Technology businesses may be eligible for tax relief to offset their expenditure on R&D activities. The relief available including R&D tax relief and the Patent Box regime, can be complex to calculate in some areas and businesses often benefit from professional advice.
The UK’s technology sector is reliant on skilled workers from overseas and its ability to source talent from the EU and other parts of the world will remain important in the future. As well as sourcing talent globally, UK technology businesses should invest in talent development and retention strategies within their own organisations.
Investing in innovation
The UK is the fourth most innovative country in the world, according to the latest Global Innovation Index, and the Government’s Industrial Strategy is aiming to increase spending on R&D by 2.4% by 2027. For technology businesses, it is important to take advantage of Government-backed networks and programmes whilst developing a strategic plan and practising strong working capital management. This approach will improve access to the finance needed for R&D activities.
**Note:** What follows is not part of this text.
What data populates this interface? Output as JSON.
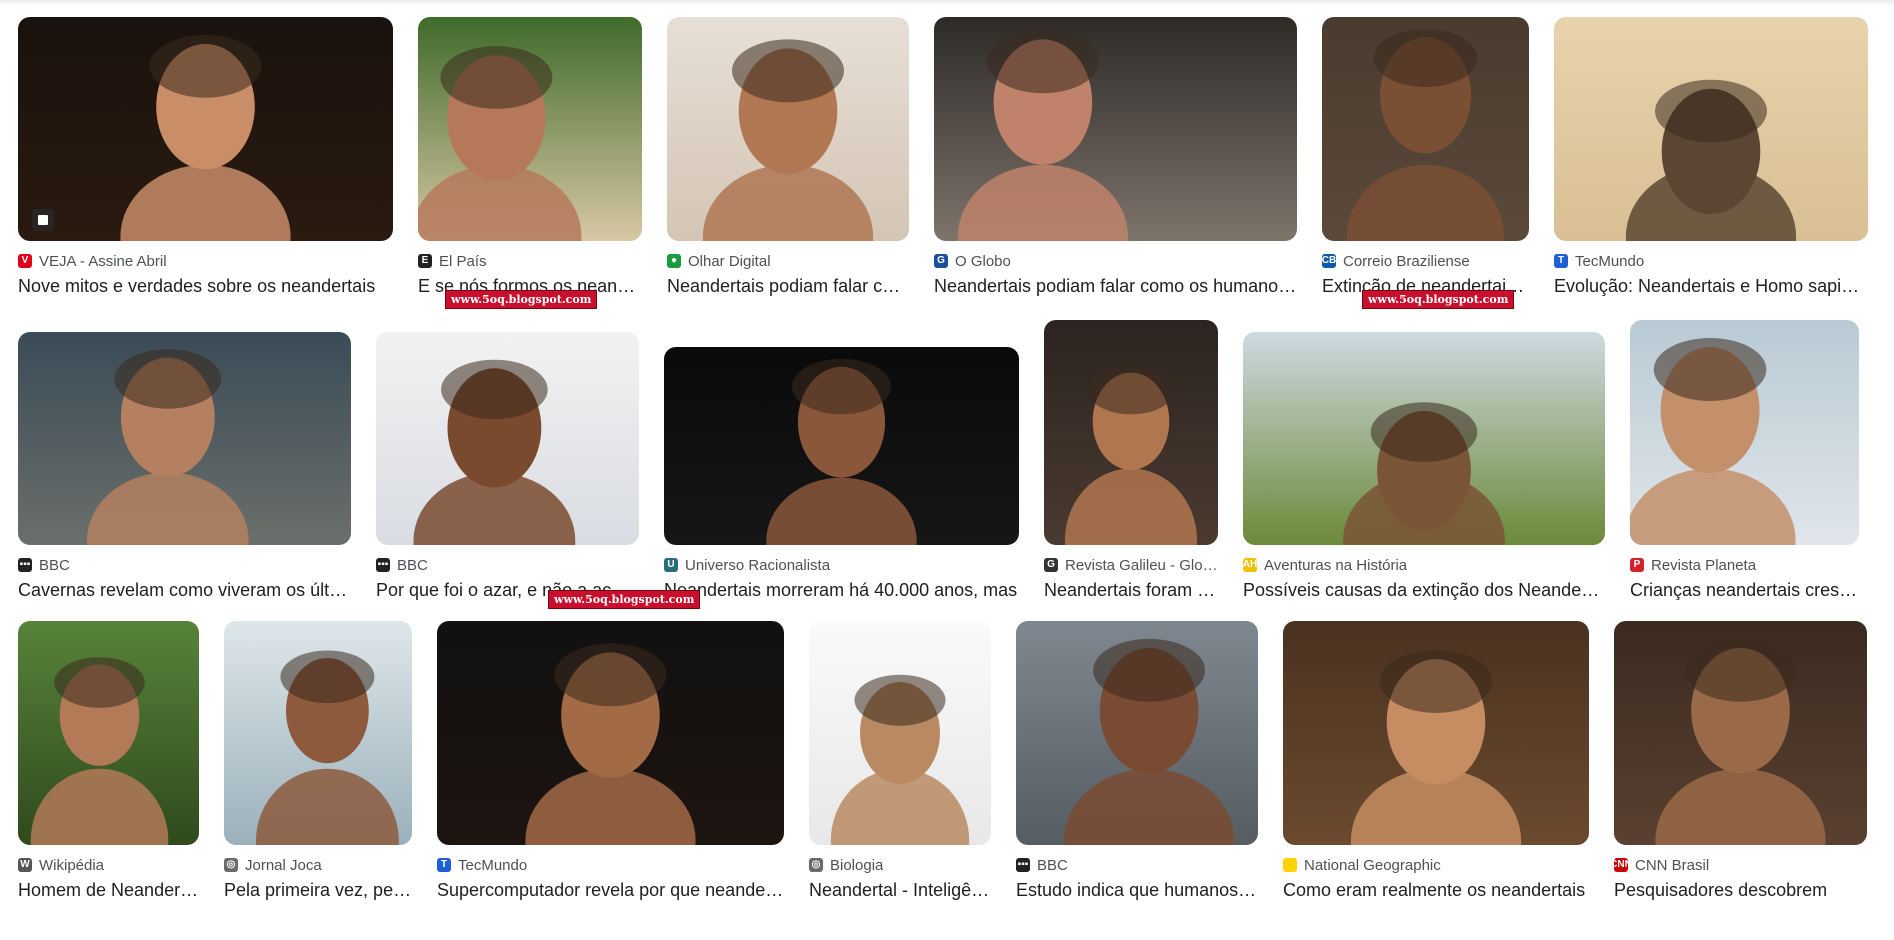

It has never been easy to fund the long delay from having a great idea through to prototype and then commercial exploitation, and a funding gap still exists. Companies need advice in securing the right funding at the right stage, whether that be trade finance, stock finance, private equity, MBI (Management Buy in Finance) and EIS funding, or looking at options including government and LEP (Local Enterprise Partnership) innovation grants, and crowd funding.
Technology businesses can be more prone to cyber attack because they own large amounts valuable data. As early adopters of new technologies, which have not yet been fully commercialised, this data is likely to have significant value.
Businesses may also be more vulnerable to attack, due to the widespread use of apps and collaborative working practices, which can make data protection more challenging.